I loved my M1 air 16/512. I then went to an M1 Pro 16/1TB just for dual monitor support. At work I used an M1 Mini 16/512. I’m surprised OP isn’t having slowdowns in Lightroom. It totally depends on how you use it. I had Lightroom, Safari (about 8 tabs), fantastical and mail open. I only shoot RAW, and sometimes I merge 5 RAW’s to make an “HDR” image. Just browsing my library caused it to hang so long, that before the previews loaded I could go to accounting, request budget for a new computer, walk back and still not have the previews loaded. A few seconds after I returned, the previews began loading. There was just no RAM, and as someone else said, Adobe programs are horrible at RAM management and Lightroom is generally open 1-3 hours at a time for me. My images are 24MP, I can’t imagine 60MP RAW.

Someone mentioned only shooting JPEG. That makes a huge difference on performance because they’re so much lighter to play with. I now have a Mac Studio, 32GB. I wanted to add an image to FCPX, and I had to go to Lightroom to find an imagine, and make an adjustment in photoshop. I had a 15GB swap. Obviously this isn’t everyone’s workflow, but it did slow me down.

For my personal rig, I just moved to a 64GB M2 Max. I now never have to close anything, and just have a different space for each of my tasks. Everything is so quick, I’m never waiting, or managing what I have open or closed. I don’t have to think or worry about it anymore.

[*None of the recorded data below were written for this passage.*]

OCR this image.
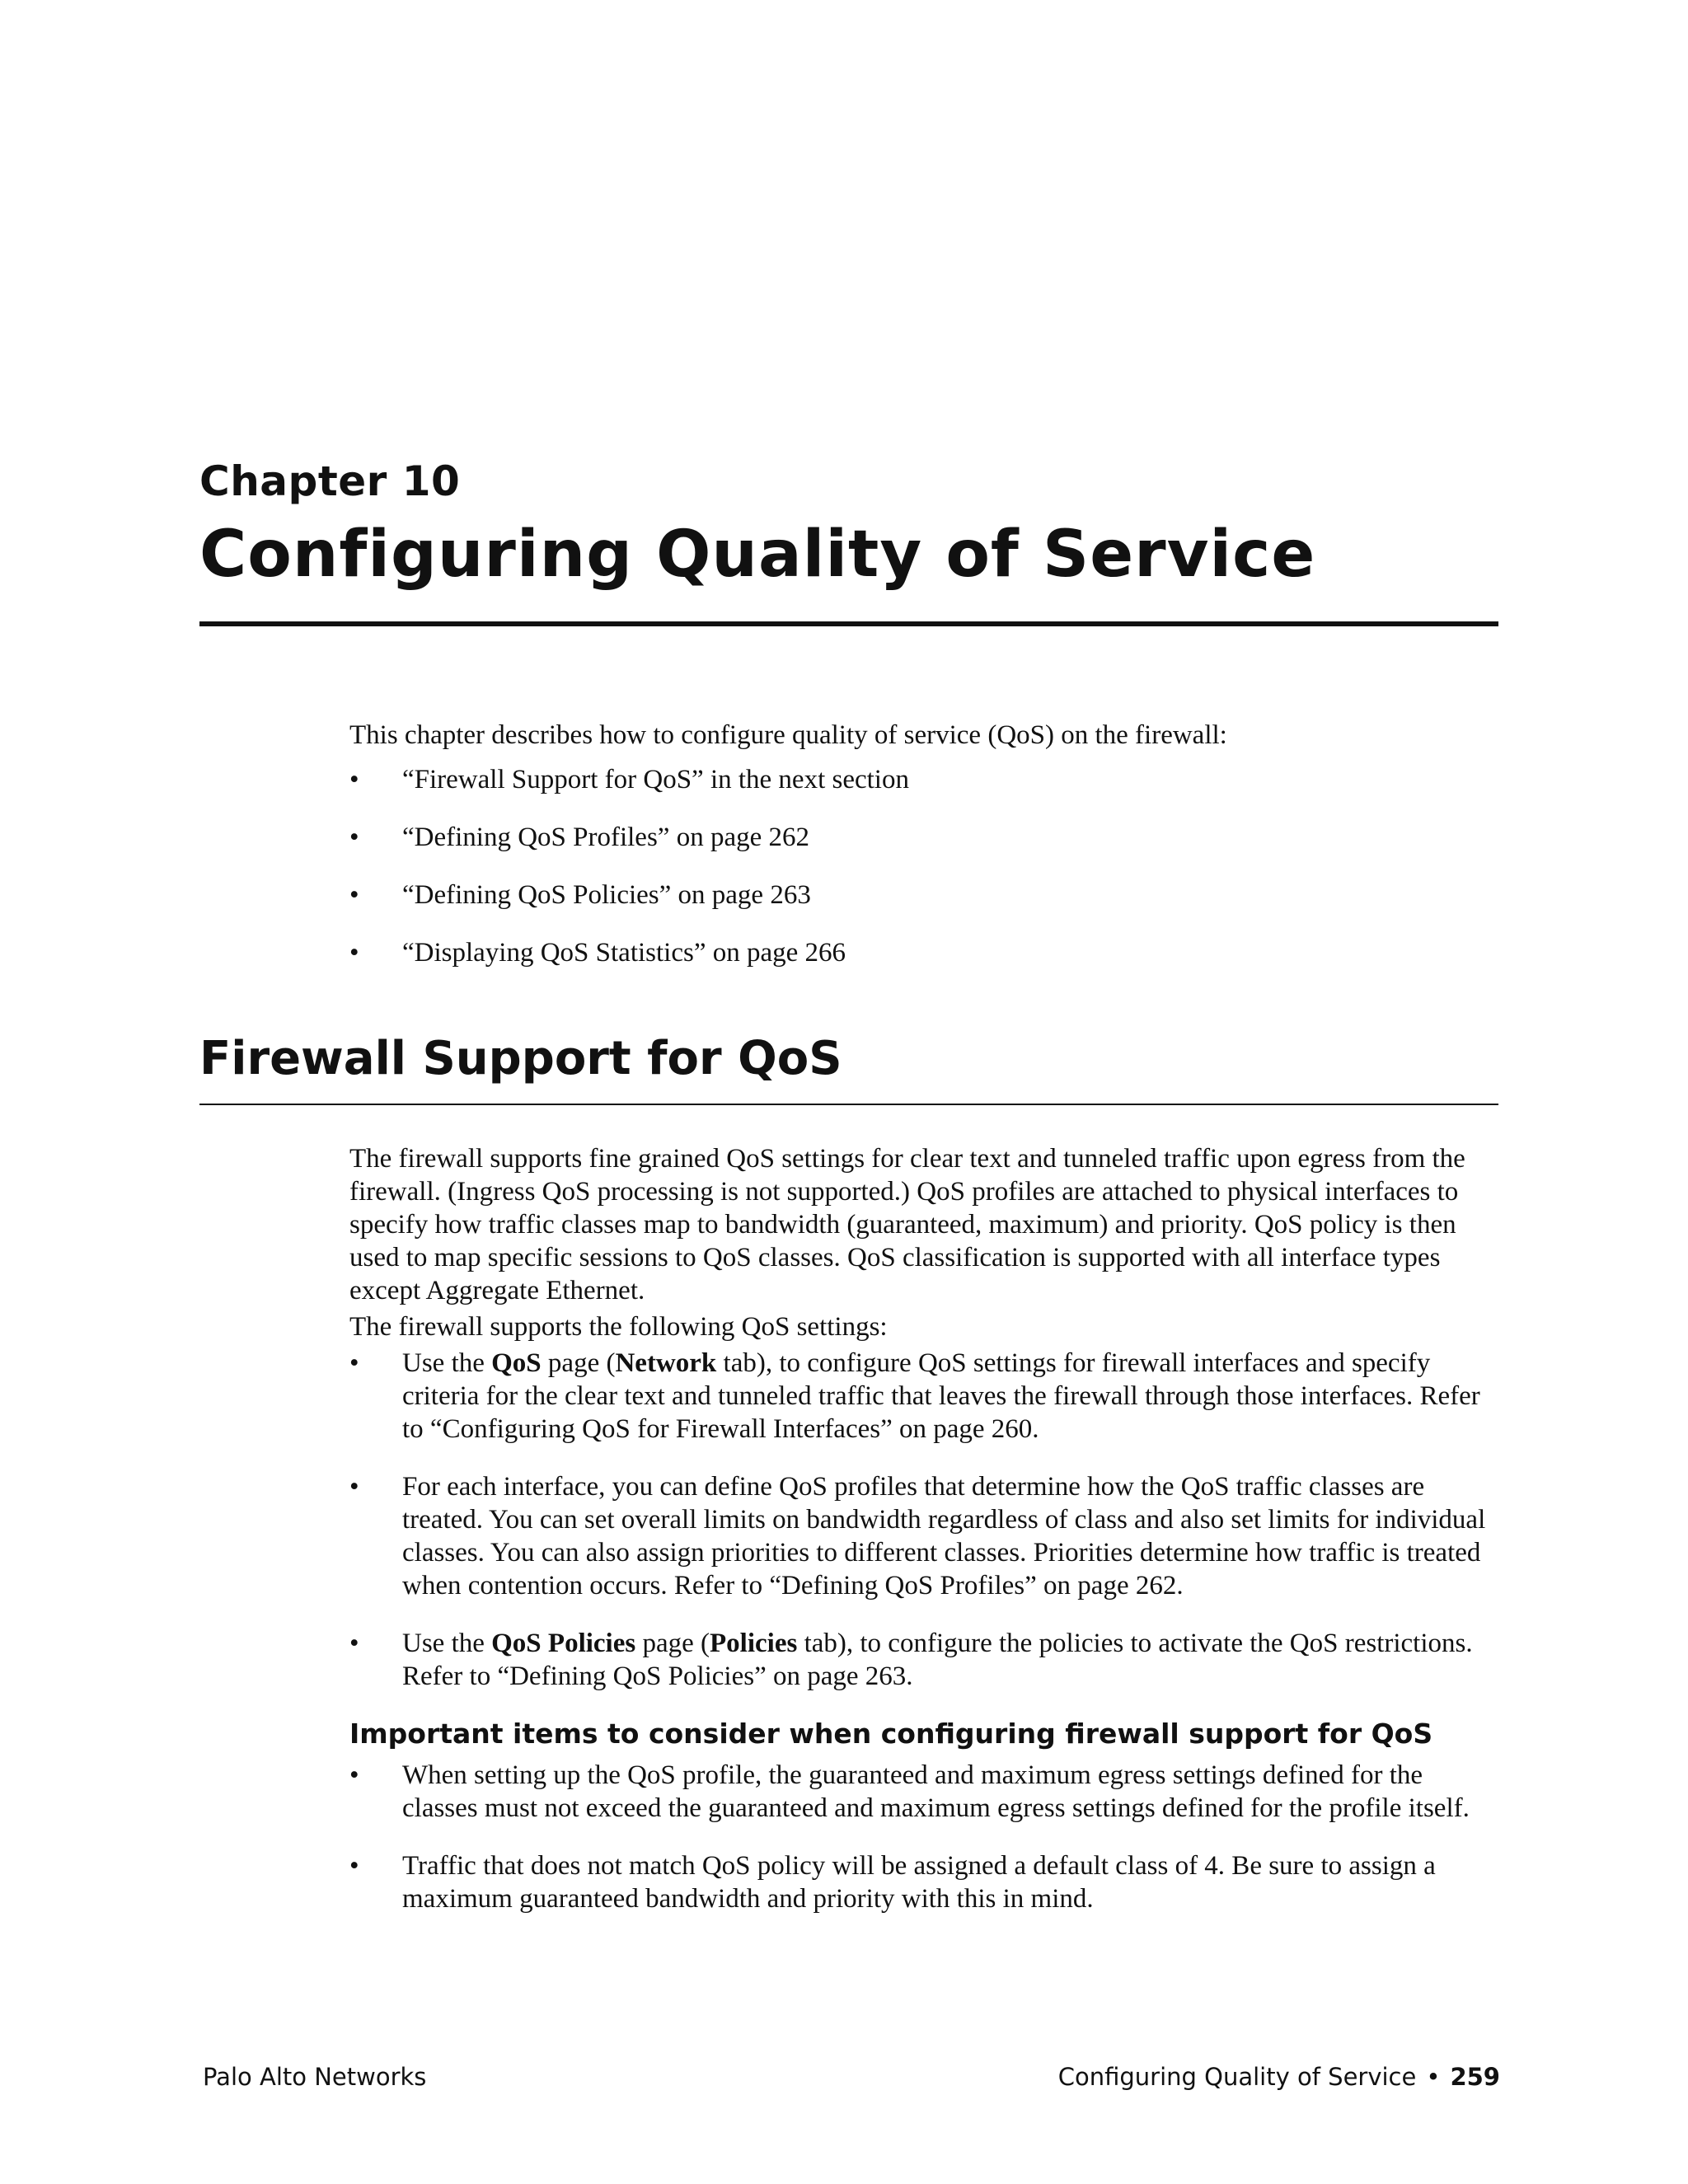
Chapter 10
Configuring Quality of Service
This chapter describes how to configure quality of service (QoS) on the firewall:
• “Firewall Support for QoS” in the next section
• “Defining QoS Profiles” on page 262
• “Defining QoS Policies” on page 263
• “Displaying QoS Statistics” on page 266
Firewall Support for QoS

The firewall supports fine grained QoS settings for clear text and tunneled traffic upon egress from the firewall. (Ingress QoS processing is not supported.) QoS profiles are attached to physical interfaces to specify how traffic classes map to bandwidth (guaranteed, maximum) and priority. QoS policy is then used to map specific sessions to QoS classes. QoS classification is supported with all interface types except Aggregate Ethernet.

The firewall supports the following QoS settings:

• Use the QoS page (Network tab), to configure QoS settings for firewall interfaces and specify criteria for the clear text and tunneled traffic that leaves the firewall through those interfaces. Refer to “Configuring QoS for Firewall Interfaces” on page 260.
• For each interface, you can define QoS profiles that determine how the QoS traffic classes are treated. You can set overall limits on bandwidth regardless of class and also set limits for individual classes. You can also assign priorities to different classes. Priorities determine how traffic is treated when contention occurs. Refer to “Defining QoS Profiles” on page 262.
• Use the QoS Policies page (Policies tab), to configure the policies to activate the QoS restrictions. Refer to “Defining QoS Policies” on page 263.
Important items to consider when configuring firewall support for QoS
• When setting up the QoS profile, the guaranteed and maximum egress settings defined for the classes must not exceed the guaranteed and maximum egress settings defined for the profile itself.
• Traffic that does not match QoS policy will be assigned a default class of 4. Be sure to assign a maximum guaranteed bandwidth and priority with this in mind.
Palo Alto Networks	Configuring Quality of Service • 259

I do question the logic of upgrading a base model spec every two years. I feel like I’ve now bought the computer I need, and I can’t imagine upgrading for 4-5 years. I do wonder if, instead of regularly upgrading, they just spent double the money on a computer that perfectly fit into their needs they’ll have over 5 years. The $2k M1 MBP still sells for $1,300 3 years later, so they’d likely be just as green.